THE EFFECT OF THE S14A MUTATION ON THE CONFORMATION AND THERMOSTABILITY OF SACCHAROMYCES-CEREVISIAE G-ACTIN AND ITS INTERACTION WITH ADENINE-NUCLEOTIDES

The actin Ser(14) hydroxyl is one of a number of ligands that binds to the gamma-phosphate of ATP thereby stabilizing the actin ATP complex. In yeast actin, conversion of Ser(14) to Ala (S14A), causes a temperature-sensitive phenotype in vivo and temperature-sensitive polymerization defects in vitro (Chen, X., and Rubenstein, P. A. (1995) J. Biol. Chem. 270, 11406-11414).
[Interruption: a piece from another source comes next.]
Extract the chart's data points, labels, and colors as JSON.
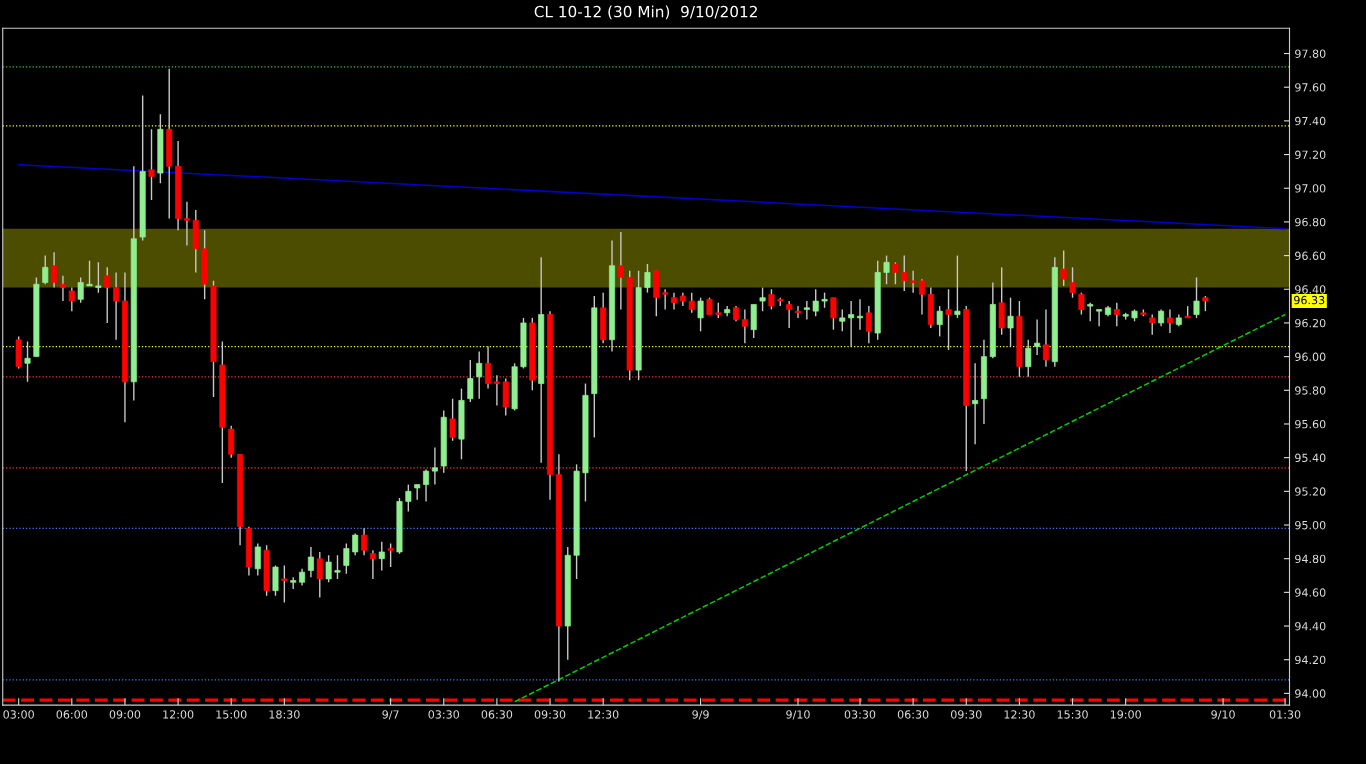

Here, using a new luciferase-based procedure, we show that the mutation results in a 40-60-fold decrease in actin's affinity for ATP. The mutation causes a decrease in the intrinsic ATPase activity of both Ca- and Mg-G-actin at 30 degrees C and alters the protease susceptibility of sites on subdomain 2. Ca-S14A-actin but not Mg-S14A-actin binds etheno-ATP at 37 degrees C, Intrinsic tryptophan fluorescence measurements show that at 37 degrees C, Mg-S14A-actin but not the calcium form unfolds, CD measurements show the mutation causes a decrease in the apparent denaturation temperature for Ca-actin from 57 to 45 degrees C and for the magnesium form a decrease from 52 to 40 degrees C. Based on a re-examination of actin's crystal structure coordinates, we propose that the Ser(14) hydroxyl forms a polar bridge between the ATP gamma-phosphate and the amide nitrogen of Gly(74), thus conferring additional stability on the actin small domain.